Early-Career Honors at IFS Drive Discovery Beyond the Lab

February 9, 2026
Large, high-tech telescope mounted inside an open observatory dome at dusk

Early-career awards from the National Science Foundation (NSF) and Department of Energy (DOE) are among the most competitive honors available to emerging researchers. These awards provide multi-year funding to support innovative research and education during the formative stages of an academic career.

At the University of Oregon’s Institute for Fundamental Science (IFS), a growing number of faculty have earned these prestigious honors, which signal both individual excellence and the institute’s positive research trajectory.

According to IFS Director Ben Farr, the cluster of early-career awards reflects the institute’s success in recruiting and supporting outstanding junior faculty whose work is already making an impact in their fields.

“These early-career awards are statements from the faculty’s respective fields that their work is highly impactful and represents an exciting start to a career,” Farr said. “They also show that IFS and the UO have been really effective at recruiting top-notch research faculty.” 

Across the six most recent members to join the institute as junior faculty, there have been six national early-career awards granted so far. While some of those recipients are now more senior scholars, Farr emphasized the consistent pattern of faculty earning national recognition early in their time at the institute. 

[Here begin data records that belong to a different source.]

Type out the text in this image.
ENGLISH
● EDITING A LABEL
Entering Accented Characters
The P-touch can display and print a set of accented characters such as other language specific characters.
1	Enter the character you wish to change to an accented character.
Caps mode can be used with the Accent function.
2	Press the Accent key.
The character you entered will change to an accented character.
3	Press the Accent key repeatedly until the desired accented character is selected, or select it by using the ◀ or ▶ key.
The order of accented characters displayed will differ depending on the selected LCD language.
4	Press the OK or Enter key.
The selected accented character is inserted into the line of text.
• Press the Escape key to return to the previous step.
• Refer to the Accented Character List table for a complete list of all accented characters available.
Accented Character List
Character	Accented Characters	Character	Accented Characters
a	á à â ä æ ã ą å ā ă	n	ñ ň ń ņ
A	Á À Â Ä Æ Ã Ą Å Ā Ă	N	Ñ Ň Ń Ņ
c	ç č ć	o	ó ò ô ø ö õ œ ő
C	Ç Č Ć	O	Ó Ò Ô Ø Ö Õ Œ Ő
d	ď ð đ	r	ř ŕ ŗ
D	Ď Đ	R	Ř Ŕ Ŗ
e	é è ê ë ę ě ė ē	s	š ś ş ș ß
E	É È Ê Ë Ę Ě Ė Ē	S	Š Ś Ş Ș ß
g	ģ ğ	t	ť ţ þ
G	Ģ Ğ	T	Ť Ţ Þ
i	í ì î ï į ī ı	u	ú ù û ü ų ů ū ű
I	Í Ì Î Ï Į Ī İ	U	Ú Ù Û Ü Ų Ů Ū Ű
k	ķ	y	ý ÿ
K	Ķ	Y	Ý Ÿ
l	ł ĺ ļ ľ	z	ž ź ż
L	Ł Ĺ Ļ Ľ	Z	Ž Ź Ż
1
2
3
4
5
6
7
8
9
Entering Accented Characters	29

The most recent winner is IFS faculty member Tien-Tien Yu, who received an NSF CAREER Award followed by the Presidential Early Career Award for Scientists and Engineers (PECASE), one of the highest honors given by the U.S. government to early-career researchers. Farr noted that while all NSF CAREER awards are highly competitive, Yu’s national-level recognition is especially prestigious

These awards also reflect a cohesive research direction within IFS. The work of IFS spans the full spectrum of fundamental science, from soft matter to supermassive black holes.  These awards reflect that breadth and a new push to use astronomy, astrophysics, and high-energy and beyond Standard Model physics as complementary approaches to study the universe. Beyond advancing research, NSF CAREER awards emphasize broader impacts. Award-supported projects at IFS have included comic-book-based science outreach, research collaborations with Lane Community College, and the development of K-12 educational materials on gravitational-wave astronomy. 

“These awards provide reliable funding over a longer period of time,” Farr said. “That allows researchers to spend more time focused on discovery and less time preparing proposals for the next grant.” 

As the UO continues to build momentum in astronomy and astrophysics, including plans to expand the Department of Physics to the Department of Physics and Astronomy and launch the state’s first astronomy minor and major, early-career recognition at IFS offers a glimpse of what’s ahead as a growing hub for discovery.